Mangrove Depletion Has Slowed Down To Near Negligible Worldwide
Mangroves are essential to the environment. These are also extremely unique and important for the safety of the planet. In the past few decades, these were depleting at a rate that was dangerous. If nothing would have changed, everyone would pay its deadly price. However, there is good news. With the 2022 State of the Mangrove report, a new picture story has come to light and the trend seems to be changing because people’s attitudes towards these have also changed. They have come to realize the crucial role they play in slowing down the impact of climate change.
The second annual report makes use of the brand new Global Mangrove Watch satellite maps. The pictures they’ve seen were in better detail when it came to analyzing this year’s mangrove situation.
Today, the world has seen that 42 percent of all mangrove forests are under some kind of protection. The updated maps have been able to calculate that 147,000 square-kilometers of the Earth’s surface (57,000 sq-miles) are now covered in mangroves. The researchers realized that the figures were higher than what they had assumed.
When they made a comparison to the last 14 years, the average loss rate between 2010 and 2022 went down by as much as 600 percent, or to merely 25 sq-miles per year (66 km2), or 0.04 percent.
The conditions for the coastal trees have also seen improvements. Aside from the dedicated efforts to reforest mangroves, the climate change policies implemented in all parts of the globe have gone down to a carbon-in carbon-out equation. This means that aquatic ecosystems such as mangroves have now become the most important ecosystem.
The report made had some goals. They wanted to provide a clear and simple cost benefit analysis to policy makers so that they are able to demonstrate the three key issues that face coastal populations. There was a mission of “halt loss, restore half, double protection,” and this was seen to be the most effective and doable strategy to date.
Halt Loss, Restore Half, Double Protection
Conservation outlet Mongabay reported on the summary. They provided a detailed account in the aftermath of the December 2004 Asian tsunami that killed a total 200,000 people in Sri Lanka. The researchers estimated that, per hectare for every household, mangroves, Sri Lanka had very few mangrove forests. They only gave a mere $14,500 in economic value. That was in part because these trees are able to absorb 70 to 90 percent of the kinetic energy expelled by a tsunami wave.
The State of the Mangrove 2022 has made an estimation and said that coastal communities near mangroves all over benefit from the protection it gives to the property and real estate. In fact, this equals to around $65 billion in storm and wave protection.
Because of the many benefits, the report recommends countries and partners to do the following three things: halt the loss of mangroves completely, restore half of what was gone since 1996 (which is around 1,580 sq-miles of restoration or 4,092 km2), and double the area surrounding the protected trees all over the world.
Aside from adding new maps, the report was also able to point out about 3,100 sq-miles of mangroves that can be restored (8,100 km2). They honed in on Southeast Asia and in countries such as Papua New Guinea, Indonesia, and others, where most of the world’s mangrove forests are located.
Why Mangroves are Crucial
There is an estimated 4.1 million working fishermen who are heavily dependent on mangroves all over the world. They use these forests as nurseries for all sea and some land creatures. The executive summary says that more than 600 billion shrimp and fish, and 100 billion bivalves and crustaceans live in mangrove forests early in their development.
Mangroves are vital to around 893,000 small scale fishers in just Indonesia. There is also an estimated 82 percent and 89 percent of those who live in Bangladesh and Nigeria fish predominantly in and around the mangrove areas.
But according to the powers-that-be and the educated ones, mangroves will most likely evolve to become the potential power storage for carbon. They based the findings on the chemical, geological, and biological reality of growing in waterlogged soil. They say that mangroves are estimated to hold up to four times the amount of carbon when compared to other forested ecosystems.

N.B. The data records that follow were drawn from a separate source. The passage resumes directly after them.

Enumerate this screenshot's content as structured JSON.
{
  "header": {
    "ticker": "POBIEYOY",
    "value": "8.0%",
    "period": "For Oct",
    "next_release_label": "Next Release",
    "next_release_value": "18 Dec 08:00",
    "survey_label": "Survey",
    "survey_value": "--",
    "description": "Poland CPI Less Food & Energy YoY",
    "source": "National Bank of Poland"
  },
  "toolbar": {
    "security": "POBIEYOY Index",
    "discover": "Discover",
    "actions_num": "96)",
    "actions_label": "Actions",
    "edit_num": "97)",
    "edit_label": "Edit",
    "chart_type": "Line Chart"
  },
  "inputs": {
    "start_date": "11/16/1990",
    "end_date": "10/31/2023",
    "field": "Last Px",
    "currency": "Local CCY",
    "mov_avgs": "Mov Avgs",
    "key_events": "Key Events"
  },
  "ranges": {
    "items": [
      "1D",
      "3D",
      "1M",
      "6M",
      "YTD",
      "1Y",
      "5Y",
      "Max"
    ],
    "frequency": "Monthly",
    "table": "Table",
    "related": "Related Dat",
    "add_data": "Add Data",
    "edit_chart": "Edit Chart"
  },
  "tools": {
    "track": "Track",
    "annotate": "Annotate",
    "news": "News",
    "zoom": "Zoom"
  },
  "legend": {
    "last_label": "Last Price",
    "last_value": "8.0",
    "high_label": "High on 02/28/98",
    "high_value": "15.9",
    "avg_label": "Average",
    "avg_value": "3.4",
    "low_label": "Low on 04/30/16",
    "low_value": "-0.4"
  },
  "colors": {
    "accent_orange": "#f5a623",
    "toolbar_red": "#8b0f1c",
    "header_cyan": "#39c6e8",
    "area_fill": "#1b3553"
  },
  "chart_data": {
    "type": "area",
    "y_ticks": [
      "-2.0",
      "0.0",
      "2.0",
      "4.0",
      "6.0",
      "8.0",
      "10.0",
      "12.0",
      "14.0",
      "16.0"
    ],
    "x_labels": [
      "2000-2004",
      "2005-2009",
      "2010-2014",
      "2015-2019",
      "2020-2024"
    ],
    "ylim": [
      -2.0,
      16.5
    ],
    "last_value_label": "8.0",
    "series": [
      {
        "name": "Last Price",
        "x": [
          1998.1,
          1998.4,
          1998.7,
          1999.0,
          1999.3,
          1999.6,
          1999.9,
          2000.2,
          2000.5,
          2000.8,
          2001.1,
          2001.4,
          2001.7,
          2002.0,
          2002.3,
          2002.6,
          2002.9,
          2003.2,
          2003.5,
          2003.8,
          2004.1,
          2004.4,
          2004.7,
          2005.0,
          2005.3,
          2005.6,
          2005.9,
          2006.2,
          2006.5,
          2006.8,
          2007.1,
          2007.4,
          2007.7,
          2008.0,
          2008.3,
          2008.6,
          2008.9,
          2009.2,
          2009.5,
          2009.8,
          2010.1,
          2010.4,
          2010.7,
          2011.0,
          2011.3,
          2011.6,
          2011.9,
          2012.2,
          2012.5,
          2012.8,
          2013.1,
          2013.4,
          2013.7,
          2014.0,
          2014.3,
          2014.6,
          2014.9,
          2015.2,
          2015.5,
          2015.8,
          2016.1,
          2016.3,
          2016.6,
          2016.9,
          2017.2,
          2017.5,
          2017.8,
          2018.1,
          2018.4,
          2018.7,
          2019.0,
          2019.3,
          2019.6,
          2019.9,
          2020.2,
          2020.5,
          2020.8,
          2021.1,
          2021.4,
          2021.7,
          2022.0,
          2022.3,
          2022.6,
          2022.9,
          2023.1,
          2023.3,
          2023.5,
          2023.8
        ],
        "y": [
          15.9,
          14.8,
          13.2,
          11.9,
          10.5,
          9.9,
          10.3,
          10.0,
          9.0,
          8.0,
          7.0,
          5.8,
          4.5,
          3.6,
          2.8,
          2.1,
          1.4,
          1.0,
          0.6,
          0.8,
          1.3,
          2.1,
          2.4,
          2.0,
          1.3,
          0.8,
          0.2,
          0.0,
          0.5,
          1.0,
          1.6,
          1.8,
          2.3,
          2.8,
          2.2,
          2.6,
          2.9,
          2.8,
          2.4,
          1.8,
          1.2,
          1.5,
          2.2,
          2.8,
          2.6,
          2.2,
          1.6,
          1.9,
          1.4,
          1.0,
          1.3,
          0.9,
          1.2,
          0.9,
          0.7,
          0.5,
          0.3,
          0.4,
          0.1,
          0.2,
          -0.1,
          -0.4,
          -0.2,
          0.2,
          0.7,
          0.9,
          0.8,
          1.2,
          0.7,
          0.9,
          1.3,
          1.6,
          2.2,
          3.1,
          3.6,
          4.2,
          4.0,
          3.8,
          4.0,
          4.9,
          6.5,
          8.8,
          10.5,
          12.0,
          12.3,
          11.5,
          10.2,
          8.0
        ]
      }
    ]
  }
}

Mangrove soils all over store the equivalent of 22.86 gigatons of CO2. This is around 6.23 gigatons of soil carbon. The figures stated above are more than half of what the human population currently emits annually.
“The loss of even just 1% of remaining mangroves could lead to the emission of 0.23 gigatons of CO2 equivalent—equating to over 520 million barrels of oil, or the annual emissions of 49 million cars in the US,” the authors said in their study.”
This is why they strongly recommend the protection for an additional half of all mangrove forests and think that this is crucial to doing right now. The recommended restorations stated will be able to store another 1.27 gigatons of CO2 equivalent.
There are large restoration programs happening at the moment, and some of the largest right now include Senegalwhere in the regions of Casamance and Sine Saloum, 80 square kilometers have already been reforested. This totals to almost 80 million trees. The same is also happening in Indonesia where President Joko Widodo has attempted to reforest 6,000 square kilometers. China, on the other hand, has also been able to successfully restore 4 square kilometers of of mangrove forests in Zhanjian, Guangdong province, which is a total of 4 million trees.